The interstate pipeline community is relatively small. Many of the pipelines have merged or were acquired by other utilities since the regulatory changes in the industry took the merchant function from them and made them strictly transporters. There are 25 major interstate pipelines moving gas from the production areas of the country to the consumer. These are owned or controlled by only 13 companies. Table 21.1, U.S. Interstate Natural Gas Pipelines, lists the major U.S. interstate pipelines, and the parent company having ownership. In all likelihood, even more mergers and acquisitions will occur to bring the number of separate companies even lower.

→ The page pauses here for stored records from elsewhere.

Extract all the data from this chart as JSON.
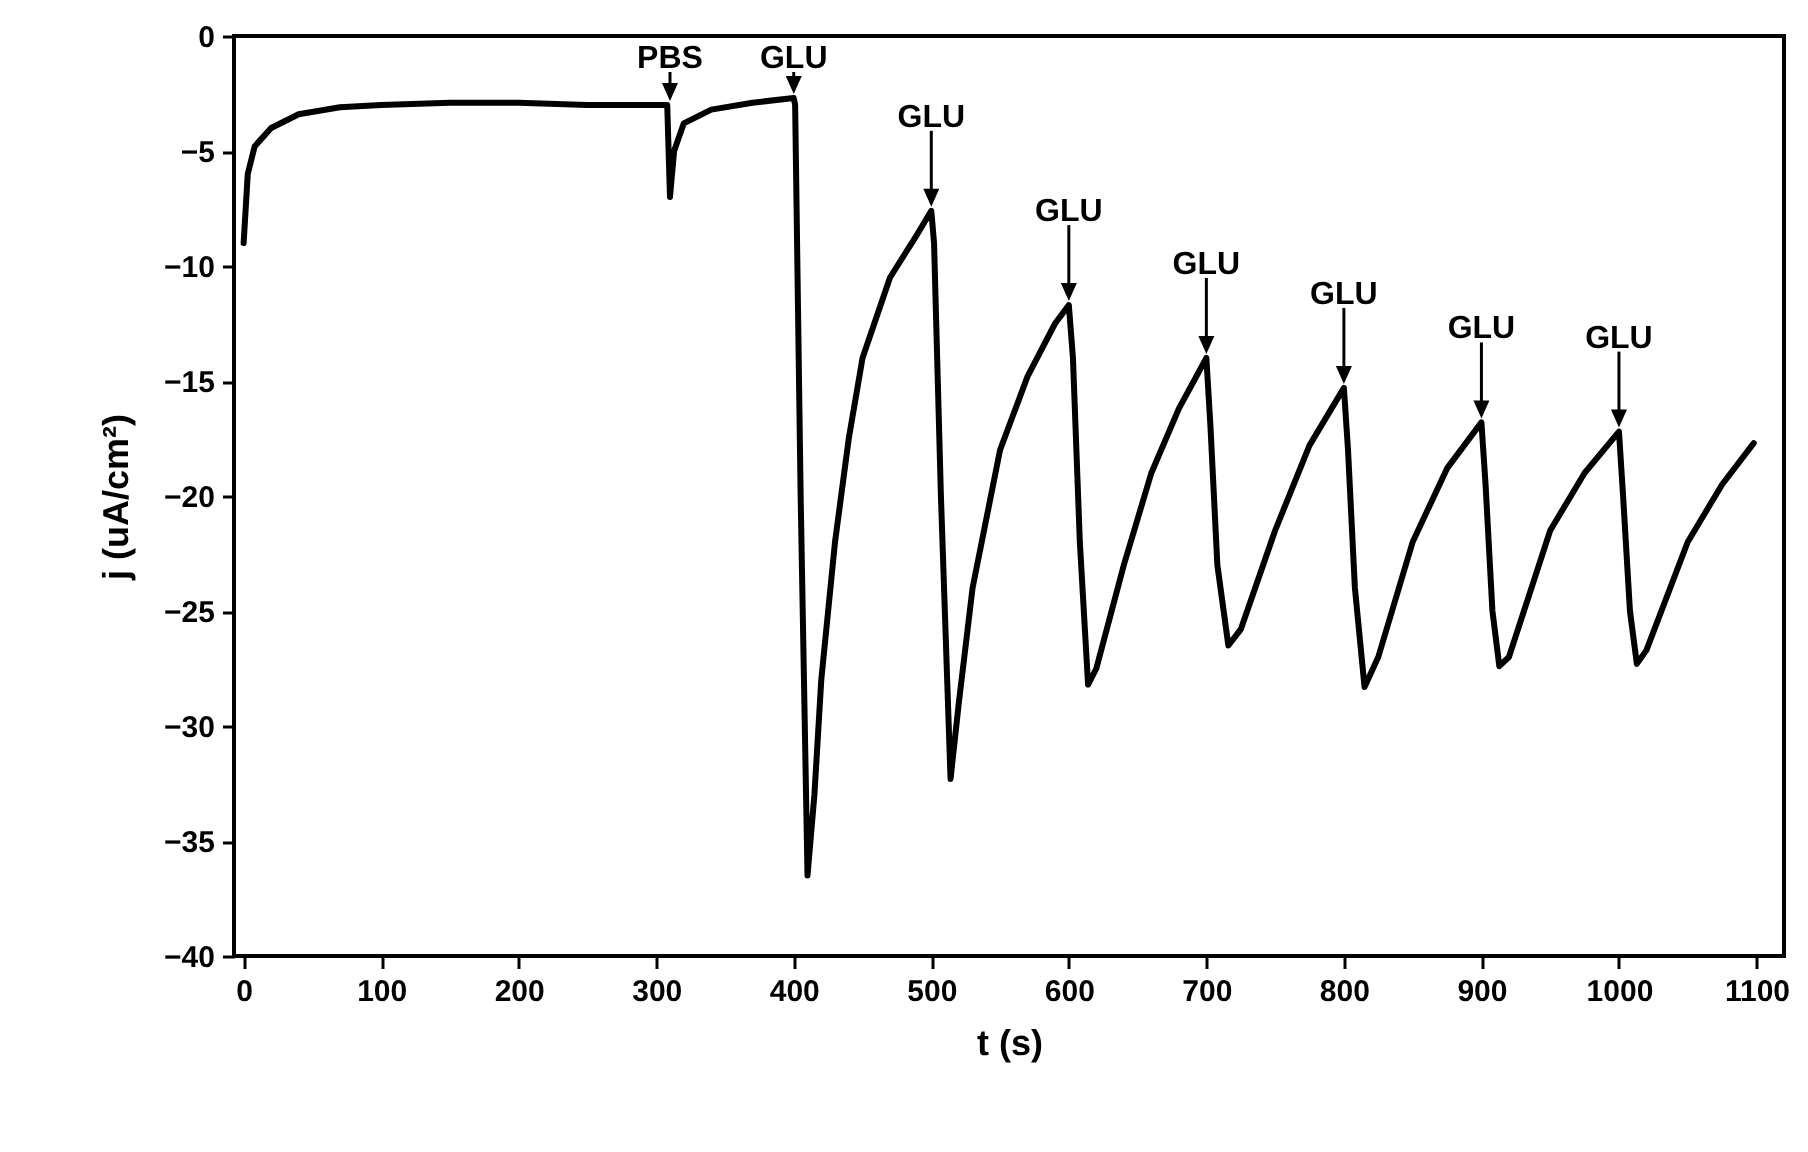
{
  "chart_data": {
    "type": "line",
    "xlabel": "t (s)",
    "ylabel": "j (uA/cm²)",
    "xlim": [
      -7,
      1120
    ],
    "ylim": [
      -40,
      0
    ],
    "xticks": [
      0,
      100,
      200,
      300,
      400,
      500,
      600,
      700,
      800,
      900,
      1000,
      1100
    ],
    "yticks": [
      -40,
      -35,
      -30,
      -25,
      -20,
      -15,
      -10,
      -5,
      0
    ],
    "grid": false,
    "marker": "none",
    "line_style": "solid",
    "x": [
      0,
      3,
      8,
      20,
      40,
      70,
      100,
      150,
      200,
      250,
      300,
      308,
      310,
      313,
      320,
      340,
      370,
      400,
      401,
      405,
      410,
      415,
      420,
      430,
      440,
      450,
      470,
      490,
      500,
      502,
      507,
      514,
      520,
      530,
      550,
      570,
      590,
      600,
      603,
      608,
      614,
      620,
      640,
      660,
      680,
      700,
      703,
      708,
      716,
      725,
      750,
      775,
      800,
      803,
      808,
      815,
      825,
      850,
      875,
      900,
      903,
      908,
      913,
      920,
      950,
      975,
      1000,
      1003,
      1008,
      1013,
      1020,
      1050,
      1075,
      1098
    ],
    "series": [
      {
        "color": "#000000",
        "values": [
          -9,
          -6,
          -4.8,
          -4,
          -3.4,
          -3.1,
          -3,
          -2.9,
          -2.9,
          -3,
          -3,
          -3,
          -7,
          -5,
          -3.8,
          -3.2,
          -2.9,
          -2.7,
          -3,
          -20,
          -36.5,
          -33,
          -28,
          -22,
          -17.5,
          -14,
          -10.5,
          -8.6,
          -7.6,
          -9,
          -20,
          -32.3,
          -29,
          -24,
          -18,
          -14.8,
          -12.5,
          -11.7,
          -14,
          -22,
          -28.2,
          -27.5,
          -23,
          -19,
          -16.2,
          -14,
          -17,
          -23,
          -26.5,
          -25.8,
          -21.5,
          -17.8,
          -15.3,
          -18,
          -24,
          -28.3,
          -27,
          -22,
          -18.8,
          -16.8,
          -19.5,
          -25,
          -27.4,
          -27,
          -21.5,
          -19,
          -17.2,
          -20,
          -25,
          -27.3,
          -26.7,
          -22,
          -19.5,
          -17.7
        ]
      }
    ],
    "annotations": [
      {
        "text": "PBS",
        "x": 310,
        "y": -3
      },
      {
        "text": "GLU",
        "x": 400,
        "y": -2.7
      },
      {
        "text": "GLU",
        "x": 500,
        "y": -7.6
      },
      {
        "text": "GLU",
        "x": 600,
        "y": -11.7
      },
      {
        "text": "GLU",
        "x": 700,
        "y": -14
      },
      {
        "text": "GLU",
        "x": 800,
        "y": -15.3
      },
      {
        "text": "GLU",
        "x": 900,
        "y": -16.8
      },
      {
        "text": "GLU",
        "x": 1000,
        "y": -17.2
      }
    ]
  }
}
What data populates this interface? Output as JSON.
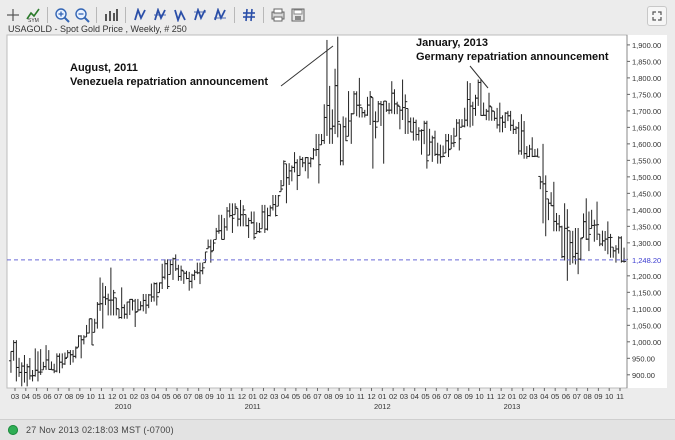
{
  "toolbar": {
    "buttons": [
      {
        "name": "crosshair-icon"
      },
      {
        "name": "symbol-search-icon"
      },
      {
        "name": "zoom-in-icon"
      },
      {
        "name": "zoom-out-icon"
      },
      {
        "name": "bar-style-icon"
      },
      {
        "name": "draw-tool-1-icon"
      },
      {
        "name": "draw-tool-2-icon"
      },
      {
        "name": "draw-tool-3-icon"
      },
      {
        "name": "draw-tool-4-icon"
      },
      {
        "name": "draw-tool-5-icon"
      },
      {
        "name": "grid-icon"
      },
      {
        "name": "print-icon"
      },
      {
        "name": "save-icon"
      }
    ]
  },
  "chart_title": "USAGOLD - Spot Gold Price , Weekly, # 250",
  "annotations": {
    "a1_line1": "August, 2011",
    "a1_line2": "Venezuela repatriation announcement",
    "a2_line1": "January, 2013",
    "a2_line2": "Germany repatriation announcement"
  },
  "status": {
    "text": "27 Nov 2013 02:18:03  MST (-0700)"
  },
  "chart_data": {
    "type": "ohlc",
    "title": "USAGOLD - Spot Gold Price , Weekly, # 250",
    "ylim": [
      860,
      1930
    ],
    "yticks": [
      900,
      950,
      1000,
      1050,
      1100,
      1150,
      1200,
      1250,
      1300,
      1350,
      1400,
      1450,
      1500,
      1550,
      1600,
      1650,
      1700,
      1750,
      1800,
      1850,
      1900
    ],
    "ytick_labels": [
      "900.00",
      "950.00",
      "1,000.00",
      "1,050.00",
      "1,100.00",
      "1,150.00",
      "1,200.00",
      "1,250.00",
      "1,300.00",
      "1,350.00",
      "1,400.00",
      "1,450.00",
      "1,500.00",
      "1,550.00",
      "1,600.00",
      "1,650.00",
      "1,700.00",
      "1,750.00",
      "1,800.00",
      "1,850.00",
      "1,900.00"
    ],
    "month_labels": [
      "03",
      "04",
      "05",
      "06",
      "07",
      "08",
      "09",
      "10",
      "11",
      "12",
      "01",
      "02",
      "03",
      "04",
      "05",
      "06",
      "07",
      "08",
      "09",
      "10",
      "11",
      "12",
      "01",
      "02",
      "03",
      "04",
      "05",
      "06",
      "07",
      "08",
      "09",
      "10",
      "11",
      "12",
      "01",
      "02",
      "03",
      "04",
      "05",
      "06",
      "07",
      "08",
      "09",
      "10",
      "11",
      "12",
      "01",
      "02",
      "03",
      "04",
      "05",
      "06",
      "07",
      "08",
      "09",
      "10",
      "11"
    ],
    "year_labels": [
      {
        "label": "2010",
        "month_index": 10
      },
      {
        "label": "2011",
        "month_index": 22
      },
      {
        "label": "2012",
        "month_index": 34
      },
      {
        "label": "2013",
        "month_index": 46
      }
    ],
    "current_price": 1248.2,
    "current_price_label": "1,248.20",
    "monthly_ranges": [
      {
        "m": "2009-03",
        "low": 880,
        "high": 1005
      },
      {
        "m": "2009-04",
        "low": 865,
        "high": 960
      },
      {
        "m": "2009-05",
        "low": 880,
        "high": 980
      },
      {
        "m": "2009-06",
        "low": 915,
        "high": 990
      },
      {
        "m": "2009-07",
        "low": 905,
        "high": 965
      },
      {
        "m": "2009-08",
        "low": 930,
        "high": 975
      },
      {
        "m": "2009-09",
        "low": 950,
        "high": 1020
      },
      {
        "m": "2009-10",
        "low": 990,
        "high": 1070
      },
      {
        "m": "2009-11",
        "low": 1040,
        "high": 1195
      },
      {
        "m": "2009-12",
        "low": 1080,
        "high": 1225
      },
      {
        "m": "2010-01",
        "low": 1070,
        "high": 1165
      },
      {
        "m": "2010-02",
        "low": 1045,
        "high": 1130
      },
      {
        "m": "2010-03",
        "low": 1085,
        "high": 1145
      },
      {
        "m": "2010-04",
        "low": 1110,
        "high": 1180
      },
      {
        "m": "2010-05",
        "low": 1160,
        "high": 1250
      },
      {
        "m": "2010-06",
        "low": 1185,
        "high": 1265
      },
      {
        "m": "2010-07",
        "low": 1155,
        "high": 1215
      },
      {
        "m": "2010-08",
        "low": 1175,
        "high": 1240
      },
      {
        "m": "2010-09",
        "low": 1240,
        "high": 1310
      },
      {
        "m": "2010-10",
        "low": 1310,
        "high": 1385
      },
      {
        "m": "2010-11",
        "low": 1330,
        "high": 1420
      },
      {
        "m": "2010-12",
        "low": 1350,
        "high": 1430
      },
      {
        "m": "2011-01",
        "low": 1310,
        "high": 1395
      },
      {
        "m": "2011-02",
        "low": 1330,
        "high": 1415
      },
      {
        "m": "2011-03",
        "low": 1380,
        "high": 1445
      },
      {
        "m": "2011-04",
        "low": 1420,
        "high": 1550
      },
      {
        "m": "2011-05",
        "low": 1460,
        "high": 1575
      },
      {
        "m": "2011-06",
        "low": 1495,
        "high": 1560
      },
      {
        "m": "2011-07",
        "low": 1480,
        "high": 1630
      },
      {
        "m": "2011-08",
        "low": 1600,
        "high": 1915
      },
      {
        "m": "2011-09",
        "low": 1535,
        "high": 1925
      },
      {
        "m": "2011-10",
        "low": 1600,
        "high": 1760
      },
      {
        "m": "2011-11",
        "low": 1680,
        "high": 1800
      },
      {
        "m": "2011-12",
        "low": 1525,
        "high": 1760
      },
      {
        "m": "2012-01",
        "low": 1540,
        "high": 1730
      },
      {
        "m": "2012-02",
        "low": 1690,
        "high": 1790
      },
      {
        "m": "2012-03",
        "low": 1630,
        "high": 1795
      },
      {
        "m": "2012-04",
        "low": 1610,
        "high": 1680
      },
      {
        "m": "2012-05",
        "low": 1525,
        "high": 1670
      },
      {
        "m": "2012-06",
        "low": 1540,
        "high": 1640
      },
      {
        "m": "2012-07",
        "low": 1560,
        "high": 1630
      },
      {
        "m": "2012-08",
        "low": 1580,
        "high": 1675
      },
      {
        "m": "2012-09",
        "low": 1650,
        "high": 1790
      },
      {
        "m": "2012-10",
        "low": 1685,
        "high": 1795
      },
      {
        "m": "2012-11",
        "low": 1670,
        "high": 1755
      },
      {
        "m": "2012-12",
        "low": 1635,
        "high": 1725
      },
      {
        "m": "2013-01",
        "low": 1630,
        "high": 1700
      },
      {
        "m": "2013-02",
        "low": 1555,
        "high": 1690
      },
      {
        "m": "2013-03",
        "low": 1560,
        "high": 1620
      },
      {
        "m": "2013-04",
        "low": 1320,
        "high": 1600
      },
      {
        "m": "2013-05",
        "low": 1335,
        "high": 1485
      },
      {
        "m": "2013-06",
        "low": 1185,
        "high": 1420
      },
      {
        "m": "2013-07",
        "low": 1205,
        "high": 1345
      },
      {
        "m": "2013-08",
        "low": 1275,
        "high": 1435
      },
      {
        "m": "2013-09",
        "low": 1290,
        "high": 1425
      },
      {
        "m": "2013-10",
        "low": 1255,
        "high": 1365
      },
      {
        "m": "2013-11",
        "low": 1240,
        "high": 1320
      }
    ]
  }
}
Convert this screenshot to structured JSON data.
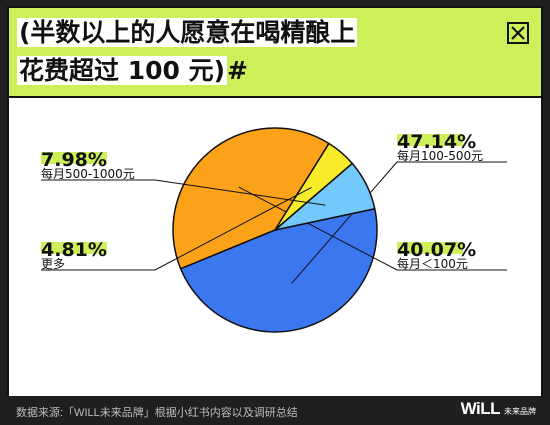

Intrastate pipeline companies are within the state where the gas is produced. Many of these have miles of pipeline comparable to the interstate systems but, do not cross state lines. Within the state, these pipelines serve the same mission as the interstate pipelines; bringing the gas from the field whether the well or gathering point to the city gate for distribution by the local distributor or directly to a large consumer. Some of the larger ones for the gas producing states are listed in Table 21.2. While the pipelines themselves are no longer sellers of natural gas, the buyer should review the pipelines' systems to see if there is a close connection possible so a direct supply might be made from the pipeline to the consumer. In cases where a pipeline is close to a plant or other large user, a marketer or the buyer itself can make arrangements for the short-

haul pipeline to bring gas from the transporting pipeline to the facility.

Pipeline transportation might include more than one pipeline to complete the shipment from well to burner tip. Who pays for the transportation at each step is open to negotiation between the gas supplier and the buyer. Usually, the producers are responsible for the gathering and field costs of getting the gas to the transportation pipeline's inlet, which may be on the pipeline or at a terminal point, sometimes designated as a "hub." Many times when the transporting pipeline goes through a producing field, the producer will only be responsible for gathering charges to get the gas from the wellhead to the field's central point for discharge into the pipeline's inlet. The gathering and field charges along with the transportation to the transporting pipeline inlet is what makes the difference between wellhead gas prices and "into pipe" gas prices.